Microbreweries have rehabilitated the once-lowly beer can’s image: Cans are everywhere now, able to skunk-proof even the lightest lager (UV exposure is what causes that foul taste), and look good, to boot. But like all good things, there’s also a finite supply, and the Times explains that the industry’s littlest guys are dealing with a shortage because of high demand. Bigger 16-ounce cans are particularly hard to snag now that even Heineken is getting crafty with the 12-ounce size. Bart Watson, chief economist for the Brewers Association trade group, says it’s posing a “real challenge” for small brewers that hope to “distinguish themselves from behemoths like Budweiser and Coors” by building an image around cool-looking cans.
In the past, microbreweries without a lot of volume could rely on one manufacturer, Crown, for orders of a few thousand cans. The present surge in demand, however, has caused Crown to up its minimum to a truckload, which is 155,000 to 200,000 cans, depending on their size. Brewers tell the Times that they started noticing a shortage this summer — orders that used to take a couple of weeks to fill suddenly stretched out three months or longer. And it’s difficult to just switch manufacturers because cans require costly printing plates, plus changes need federal as well as local approval.

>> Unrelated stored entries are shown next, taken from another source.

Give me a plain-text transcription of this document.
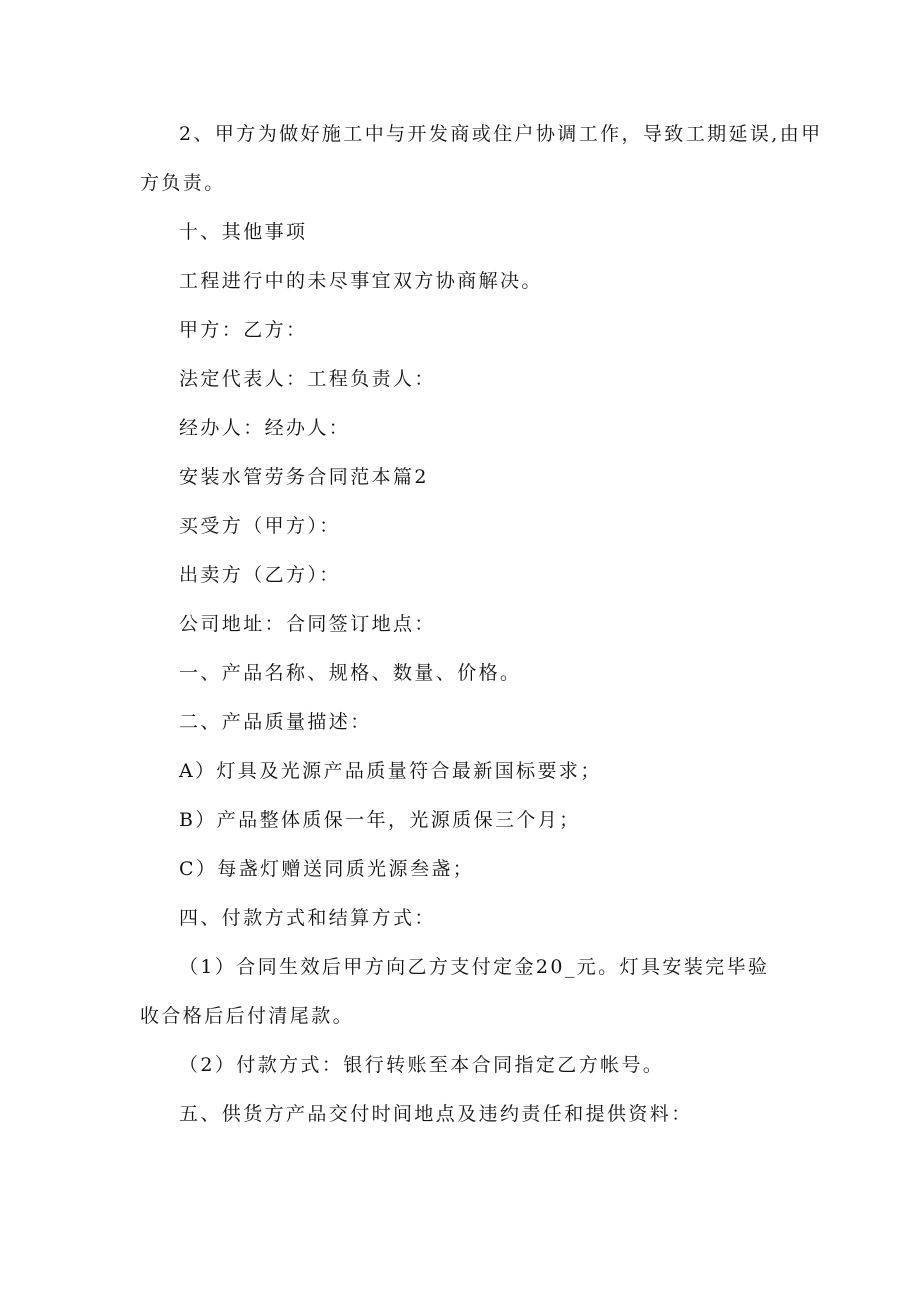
2、甲方为做好施工中与开发商或住户协调工作，导致工期延误,由甲

方负责。

十、其他事项

工程进行中的未尽事宜双方协商解决。

甲方：乙方：

法定代表人：工程负责人：

经办人：经办人：

安装水管劳务合同范本篇2

买受方（甲方）：

出卖方（乙方）：

公司地址：合同签订地点：

一、产品名称、规格、数量、价格。

二、产品质量描述：

A）灯具及光源产品质量符合最新国标要求；

B）产品整体质保一年，光源质保三个月；

C）每盏灯赠送同质光源叁盏；

四、付款方式和结算方式：

（1）合同生效后甲方向乙方支付定金20_元。灯具安装完毕验

收合格后后付清尾款。

（2）付款方式：银行转账至本合同指定乙方帐号。

五、供货方产品交付时间地点及违约责任和提供资料：
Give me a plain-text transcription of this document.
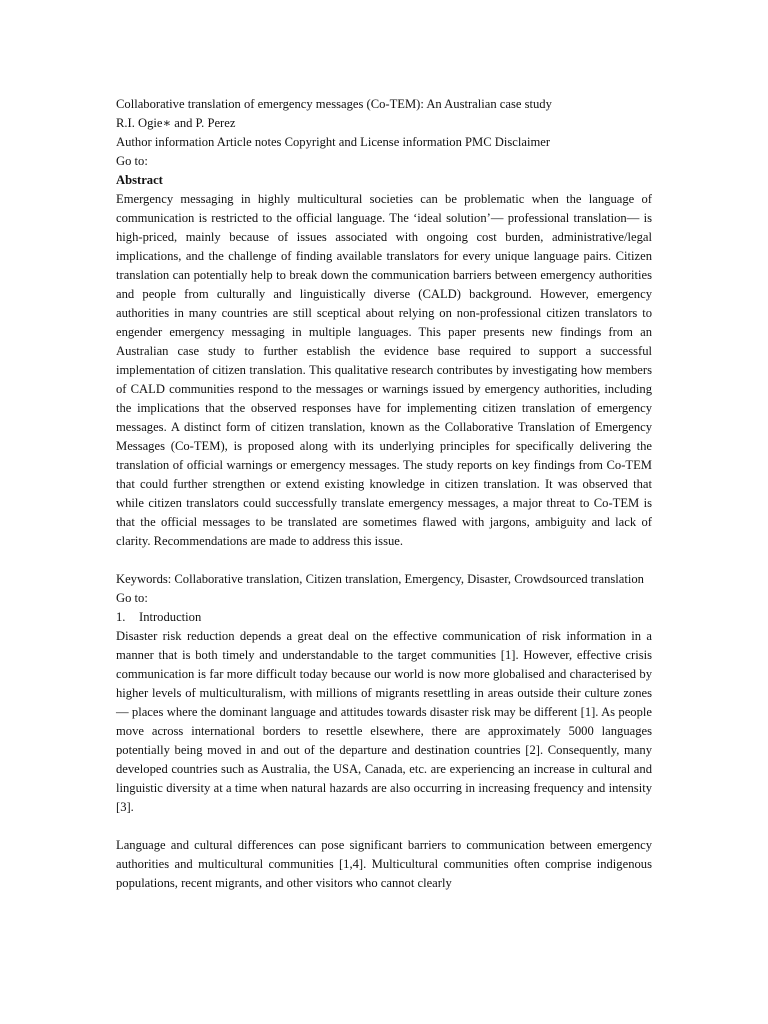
Collaborative translation of emergency messages (Co-TEM): An Australian case study

R.I. Ogie∗ and P. Perez

Author information Article notes Copyright and License information PMC Disclaimer

Go to:

Abstract

Emergency messaging in highly multicultural societies can be problematic when the language of communication is restricted to the official language. The ‘ideal solution’— professional translation— is high-priced, mainly because of issues associated with ongoing cost burden, administrative/legal implications, and the challenge of finding available translators for every unique language pairs. Citizen translation can potentially help to break down the communication barriers between emergency authorities and people from culturally and linguistically diverse (CALD) background. However, emergency authorities in many countries are still sceptical about relying on non-professional citizen translators to engender emergency messaging in multiple languages. This paper presents new findings from an Australian case study to further establish the evidence base required to support a successful implementation of citizen translation. This qualitative research contributes by investigating how members of CALD communities respond to the messages or warnings issued by emergency authorities, including the implications that the observed responses have for implementing citizen translation of emergency messages. A distinct form of citizen translation, known as the Collaborative Translation of Emergency Messages (Co-TEM), is proposed along with its underlying principles for specifically delivering the translation of official warnings or emergency messages. The study reports on key findings from Co-TEM that could further strengthen or extend existing knowledge in citizen translation. It was observed that while citizen translators could successfully translate emergency messages, a major threat to Co-TEM is that the official messages to be translated are sometimes flawed with jargons, ambiguity and lack of clarity. Recommendations are made to address this issue.

Keywords: Collaborative translation, Citizen translation, Emergency, Disaster, Crowdsourced translation

Go to:

1. Introduction

Disaster risk reduction depends a great deal on the effective communication of risk information in a manner that is both timely and understandable to the target communities [1]. However, effective crisis communication is far more difficult today because our world is now more globalised and characterised by higher levels of multiculturalism, with millions of migrants resettling in areas outside their culture zones— places where the dominant language and attitudes towards disaster risk may be different [1]. As people move across international borders to resettle elsewhere, there are approximately 5000 languages potentially being moved in and out of the departure and destination countries [2]. Consequently, many developed countries such as Australia, the USA, Canada, etc. are experiencing an increase in cultural and linguistic diversity at a time when natural hazards are also occurring in increasing frequency and intensity [3].

Language and cultural differences can pose significant barriers to communication between emergency authorities and multicultural communities [1,4]. Multicultural communities often comprise indigenous populations, recent migrants, and other visitors who cannot clearly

Plus, two of the other biggest can-makers, Ball and Rexam, are in the middle of a $7 billion Bud-Miller style merger that microbrewers call “a cloud hanging over this whole thing.” As maybe a sign of a coming trend, Newburgh, a tiny New York brewery that won CNBC’s Most Loved Label award earlier this year, has basically just gone DIY: “We’re just buying blank cans, wherever we can find them, and then we’re actually applying the labels ourselves.”